Kitsch Bar in der Augsburger Innenstadt muss nach 24 Jahren schließen

Fast ein Vierteljahrhundert lang hatte Jürgen Drumm mit seiner Kitsch Bar immer eine offene Tür und ein offenes Ohr für seine Gäste. Doch jetzt droht ihm das gleiche Schicksal wie der Kichererbse: Er muss ausziehen.

Kitsch Bar in der Augsburger Innenstadt muss nach 24 Jahren schließen

Totenschädel, Dartscheiben und ein Himmel aus leeren Jack Daniels Flaschen in leicht düsterer, neonbeleuchteter Kellergewölbe-Atmosphäre: Jürgen Drumms „Kitsch Bar“ ist der gelebte Rocker-Kneipen-Traum. Die ersten zehn Jahre befindet sich die Bar noch bei St. Ursula, dann zieht Drumms Herzensprojekt in die aktuelle Location, dem Eckhaus zwischen Kuttlergässchen und Mitllerem Lech. Doch nun ist dieser Traum in Gefahr.

Vollkommen überraschend erhält Drumm im vergangenen Herbst eine kurzfristige Kündigung, Am 11. Mai wird die Kitsch Bar zum letzten Mal ihre Gäste in den gewohnten Räumlichkeiten empfangen. Damit ist sie neben der Kichererbse das nächste liebenswert-einzigartige Augsburger Unikat, das verschwindet. Wieder der gleiche Grund: Gentrifizierung. In dem Haus sollen hochwertige Eigentumswohnungen eingerichtet werden. Einen Plan für das Kellergewölbe, der Heimat der Kitschbar, gäbe es aber noch nicht. Sicher ist auf jeden Fall, dass aufwendige Sanierungsarbeiten notwendig sein werden. „In den letzten Jahren gab es häufiger mal Rohrbrüche und Heizungsausfälle“, erklärt der Barbesitzer.

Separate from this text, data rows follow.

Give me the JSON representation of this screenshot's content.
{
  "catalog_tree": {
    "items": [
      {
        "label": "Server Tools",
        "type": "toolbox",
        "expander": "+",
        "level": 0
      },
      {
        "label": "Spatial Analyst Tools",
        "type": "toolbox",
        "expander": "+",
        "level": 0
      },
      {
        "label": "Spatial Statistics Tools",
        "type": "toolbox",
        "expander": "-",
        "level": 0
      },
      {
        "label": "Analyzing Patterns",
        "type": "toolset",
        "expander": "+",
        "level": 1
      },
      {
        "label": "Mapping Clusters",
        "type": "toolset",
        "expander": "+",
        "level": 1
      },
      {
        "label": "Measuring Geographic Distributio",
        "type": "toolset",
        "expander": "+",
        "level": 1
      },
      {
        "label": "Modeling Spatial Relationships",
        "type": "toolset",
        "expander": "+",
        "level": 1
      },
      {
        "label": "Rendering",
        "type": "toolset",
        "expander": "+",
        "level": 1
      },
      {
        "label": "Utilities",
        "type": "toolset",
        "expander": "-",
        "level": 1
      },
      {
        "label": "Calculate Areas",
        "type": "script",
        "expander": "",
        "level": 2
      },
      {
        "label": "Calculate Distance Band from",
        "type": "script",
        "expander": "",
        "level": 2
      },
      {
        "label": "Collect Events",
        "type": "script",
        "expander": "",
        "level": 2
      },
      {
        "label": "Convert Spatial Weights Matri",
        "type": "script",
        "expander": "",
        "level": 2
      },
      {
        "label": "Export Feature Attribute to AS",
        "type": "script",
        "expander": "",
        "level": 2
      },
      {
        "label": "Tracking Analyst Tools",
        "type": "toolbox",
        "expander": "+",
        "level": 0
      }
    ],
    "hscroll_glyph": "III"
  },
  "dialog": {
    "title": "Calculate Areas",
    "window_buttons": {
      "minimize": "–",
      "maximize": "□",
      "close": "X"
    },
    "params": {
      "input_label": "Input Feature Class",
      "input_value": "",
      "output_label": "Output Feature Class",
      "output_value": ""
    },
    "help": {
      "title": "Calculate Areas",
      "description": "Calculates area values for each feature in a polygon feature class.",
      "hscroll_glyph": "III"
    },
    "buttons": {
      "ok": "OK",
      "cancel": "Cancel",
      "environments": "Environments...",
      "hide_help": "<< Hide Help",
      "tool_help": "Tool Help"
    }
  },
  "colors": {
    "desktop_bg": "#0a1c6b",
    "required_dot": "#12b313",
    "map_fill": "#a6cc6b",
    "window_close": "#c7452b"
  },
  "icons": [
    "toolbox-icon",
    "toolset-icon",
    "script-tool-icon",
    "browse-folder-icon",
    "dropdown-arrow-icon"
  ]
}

Jürgen Drumm steht nun vor einer mehr als ungewissen Zukunft. Die Aussicht auf eine neue Location: Sehr schlecht. In den 24 Jahren hat sich einiges in Sachen Immobilien- und Mietpreise getan – und diesen ungeheuerlichen Preisanstieg bekommt der 62-Jährige nun zu spüren. Hinzu kommt, dass innerhalb von Augsburg nichts vergleichbares zur jetzigen Unterkunft zu finden ist. Einen Ortswechsel in den weiteren Umkreis von Augsburg möchte Drumm vermeiden, vor allem zugunsten der Stammkunden. Die kommen aus der unmittelbaren Nachbarschaft und möchten teilweise keine größeren Strecken für einen Besuch in ihrer Lieblingsbar in Kauf nehmen.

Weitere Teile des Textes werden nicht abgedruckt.